The rise of factor funds
According to AUM Estimates by Morgan Stanley, factor-based investment products surged in demand and grew at an annual rate of 13 percent between 2010 and 2018. This is also part of Ilmanen's presentation.
"We have seen growing investor interest in factor-based strategies at the expense of the traditional active alpha manager," Ilmanen says.
Has this development lowered the attraction of the most common factor investing strategies?
"When more money flows into any space, that can lead to lower expected returns," he explains.

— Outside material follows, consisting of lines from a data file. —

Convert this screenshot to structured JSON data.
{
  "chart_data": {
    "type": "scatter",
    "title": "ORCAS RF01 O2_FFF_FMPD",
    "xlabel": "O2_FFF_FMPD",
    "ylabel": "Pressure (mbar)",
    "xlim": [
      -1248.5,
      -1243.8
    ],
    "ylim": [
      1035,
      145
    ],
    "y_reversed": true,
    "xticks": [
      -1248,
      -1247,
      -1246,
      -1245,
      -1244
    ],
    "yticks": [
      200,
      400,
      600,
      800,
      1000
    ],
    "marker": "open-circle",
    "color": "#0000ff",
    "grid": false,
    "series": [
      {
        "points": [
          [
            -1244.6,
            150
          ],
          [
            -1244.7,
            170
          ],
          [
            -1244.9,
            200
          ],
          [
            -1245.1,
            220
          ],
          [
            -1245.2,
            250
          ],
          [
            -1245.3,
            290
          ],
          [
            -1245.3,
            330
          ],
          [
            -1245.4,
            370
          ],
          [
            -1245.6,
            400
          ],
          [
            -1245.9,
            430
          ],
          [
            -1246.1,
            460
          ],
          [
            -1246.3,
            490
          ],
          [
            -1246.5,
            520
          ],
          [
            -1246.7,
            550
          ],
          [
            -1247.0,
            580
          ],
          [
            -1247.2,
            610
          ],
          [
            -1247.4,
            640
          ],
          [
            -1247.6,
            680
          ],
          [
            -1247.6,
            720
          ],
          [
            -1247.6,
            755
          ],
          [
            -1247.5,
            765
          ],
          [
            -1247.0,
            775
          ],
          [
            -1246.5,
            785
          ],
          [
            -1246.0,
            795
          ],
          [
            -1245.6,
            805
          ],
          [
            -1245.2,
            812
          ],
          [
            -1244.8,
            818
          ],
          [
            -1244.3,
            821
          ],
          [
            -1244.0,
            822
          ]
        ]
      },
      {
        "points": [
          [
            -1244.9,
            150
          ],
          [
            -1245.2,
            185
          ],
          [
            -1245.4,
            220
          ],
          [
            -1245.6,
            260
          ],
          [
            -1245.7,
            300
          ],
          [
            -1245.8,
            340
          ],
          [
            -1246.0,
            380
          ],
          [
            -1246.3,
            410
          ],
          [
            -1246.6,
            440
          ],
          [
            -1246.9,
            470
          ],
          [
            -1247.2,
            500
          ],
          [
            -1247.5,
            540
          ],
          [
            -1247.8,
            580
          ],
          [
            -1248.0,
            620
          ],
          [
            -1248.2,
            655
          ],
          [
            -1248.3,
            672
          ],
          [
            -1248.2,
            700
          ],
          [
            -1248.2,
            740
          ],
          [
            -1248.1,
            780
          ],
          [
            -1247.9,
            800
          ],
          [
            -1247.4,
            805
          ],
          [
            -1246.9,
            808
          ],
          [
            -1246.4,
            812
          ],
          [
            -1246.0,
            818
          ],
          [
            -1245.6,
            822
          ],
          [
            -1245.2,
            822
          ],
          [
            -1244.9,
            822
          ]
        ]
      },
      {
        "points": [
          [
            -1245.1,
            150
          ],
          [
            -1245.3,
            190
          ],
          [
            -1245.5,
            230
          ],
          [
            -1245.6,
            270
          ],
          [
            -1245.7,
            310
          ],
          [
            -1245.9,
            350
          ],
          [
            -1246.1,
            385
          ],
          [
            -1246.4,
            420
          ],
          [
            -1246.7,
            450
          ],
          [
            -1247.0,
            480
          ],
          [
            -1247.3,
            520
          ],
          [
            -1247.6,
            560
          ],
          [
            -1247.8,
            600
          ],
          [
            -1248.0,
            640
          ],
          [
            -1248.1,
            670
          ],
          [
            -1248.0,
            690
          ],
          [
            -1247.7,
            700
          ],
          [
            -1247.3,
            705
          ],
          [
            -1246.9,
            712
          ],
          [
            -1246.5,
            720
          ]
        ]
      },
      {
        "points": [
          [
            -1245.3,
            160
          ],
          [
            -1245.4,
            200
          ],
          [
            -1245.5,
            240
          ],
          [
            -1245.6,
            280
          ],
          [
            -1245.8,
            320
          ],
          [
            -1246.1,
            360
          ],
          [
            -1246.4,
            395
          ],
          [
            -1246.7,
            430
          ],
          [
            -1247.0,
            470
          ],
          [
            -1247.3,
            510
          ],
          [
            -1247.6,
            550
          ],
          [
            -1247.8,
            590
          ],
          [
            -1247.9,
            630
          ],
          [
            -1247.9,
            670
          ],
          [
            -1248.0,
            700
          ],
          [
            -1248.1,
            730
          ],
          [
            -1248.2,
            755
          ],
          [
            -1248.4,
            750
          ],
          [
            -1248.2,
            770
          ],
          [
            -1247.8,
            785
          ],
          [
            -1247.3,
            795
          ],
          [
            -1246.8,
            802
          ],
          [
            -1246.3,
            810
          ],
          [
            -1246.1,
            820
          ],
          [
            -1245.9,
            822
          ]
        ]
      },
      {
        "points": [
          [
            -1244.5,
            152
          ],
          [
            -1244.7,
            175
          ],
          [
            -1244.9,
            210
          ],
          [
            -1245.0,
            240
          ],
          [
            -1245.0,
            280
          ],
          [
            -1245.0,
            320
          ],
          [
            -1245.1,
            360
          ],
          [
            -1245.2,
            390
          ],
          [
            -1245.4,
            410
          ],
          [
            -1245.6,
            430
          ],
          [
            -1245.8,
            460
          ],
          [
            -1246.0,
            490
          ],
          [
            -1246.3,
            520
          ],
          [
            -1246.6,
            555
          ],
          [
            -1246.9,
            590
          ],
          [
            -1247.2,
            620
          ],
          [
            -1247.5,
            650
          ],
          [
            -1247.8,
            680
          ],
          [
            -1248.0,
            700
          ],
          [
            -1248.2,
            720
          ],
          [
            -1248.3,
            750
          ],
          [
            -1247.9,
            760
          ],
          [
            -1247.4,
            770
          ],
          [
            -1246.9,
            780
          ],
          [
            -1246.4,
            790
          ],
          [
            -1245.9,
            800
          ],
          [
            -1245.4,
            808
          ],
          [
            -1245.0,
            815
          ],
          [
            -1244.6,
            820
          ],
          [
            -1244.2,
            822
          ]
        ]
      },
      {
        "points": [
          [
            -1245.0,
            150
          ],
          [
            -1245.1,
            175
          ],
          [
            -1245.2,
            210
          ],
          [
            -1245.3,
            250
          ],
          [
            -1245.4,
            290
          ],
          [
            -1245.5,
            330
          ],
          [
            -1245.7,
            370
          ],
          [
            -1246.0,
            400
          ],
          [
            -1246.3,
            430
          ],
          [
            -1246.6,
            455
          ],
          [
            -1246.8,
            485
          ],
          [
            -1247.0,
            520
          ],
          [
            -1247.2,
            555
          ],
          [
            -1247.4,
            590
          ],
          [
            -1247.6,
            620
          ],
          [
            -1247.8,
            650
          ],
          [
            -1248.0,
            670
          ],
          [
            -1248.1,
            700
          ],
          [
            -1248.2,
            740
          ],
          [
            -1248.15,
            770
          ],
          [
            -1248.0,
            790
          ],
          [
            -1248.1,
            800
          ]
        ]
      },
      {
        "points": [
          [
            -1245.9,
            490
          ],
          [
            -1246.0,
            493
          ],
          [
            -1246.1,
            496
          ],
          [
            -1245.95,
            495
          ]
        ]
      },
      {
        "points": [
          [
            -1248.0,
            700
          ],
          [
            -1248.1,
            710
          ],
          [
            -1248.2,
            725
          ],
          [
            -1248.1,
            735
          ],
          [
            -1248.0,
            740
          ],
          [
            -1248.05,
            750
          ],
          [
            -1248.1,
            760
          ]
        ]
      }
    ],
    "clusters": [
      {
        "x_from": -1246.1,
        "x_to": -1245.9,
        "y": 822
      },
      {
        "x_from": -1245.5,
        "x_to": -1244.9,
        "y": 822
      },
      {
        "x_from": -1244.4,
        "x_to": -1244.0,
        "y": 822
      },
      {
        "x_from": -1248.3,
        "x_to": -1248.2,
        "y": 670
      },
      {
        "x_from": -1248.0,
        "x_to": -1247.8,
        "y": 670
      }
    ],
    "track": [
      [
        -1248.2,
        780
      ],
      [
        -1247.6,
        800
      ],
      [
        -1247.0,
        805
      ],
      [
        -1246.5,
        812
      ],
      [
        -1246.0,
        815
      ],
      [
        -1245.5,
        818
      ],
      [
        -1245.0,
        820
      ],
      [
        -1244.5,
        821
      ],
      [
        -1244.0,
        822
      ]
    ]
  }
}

"But whether it leads to no returns at all is much more debatable. Overall, bearing in mind the evidence, factor investing is still likely to be the better long-term answer in the current low interest rate environment," he says, adding:
"You should probably expect a lower equity premium, a lower illiquidity premium on private market investments and lower factor premia on styles, but these are still the best available solutions to improve investor portfolios."
Ilmanen received the CFA Institute's 2017 Leadership in Global Investment Award.
Today, AQR manages USD 194bn and employs 1,000 people globally of which 45 percent hold advanced degrees, including 80 doctorates like their Finnish Principal.
Other AQR Principals of Nordic origins include Danish duo Lasse Heje Pedersen and Lars Nielsen of whom the latter also holds the title of Co-Head of Portfolio Management, Research, Risk and Trading.
The investment manager offers 40 strategies ranging from traditional to alternative products, according to its website.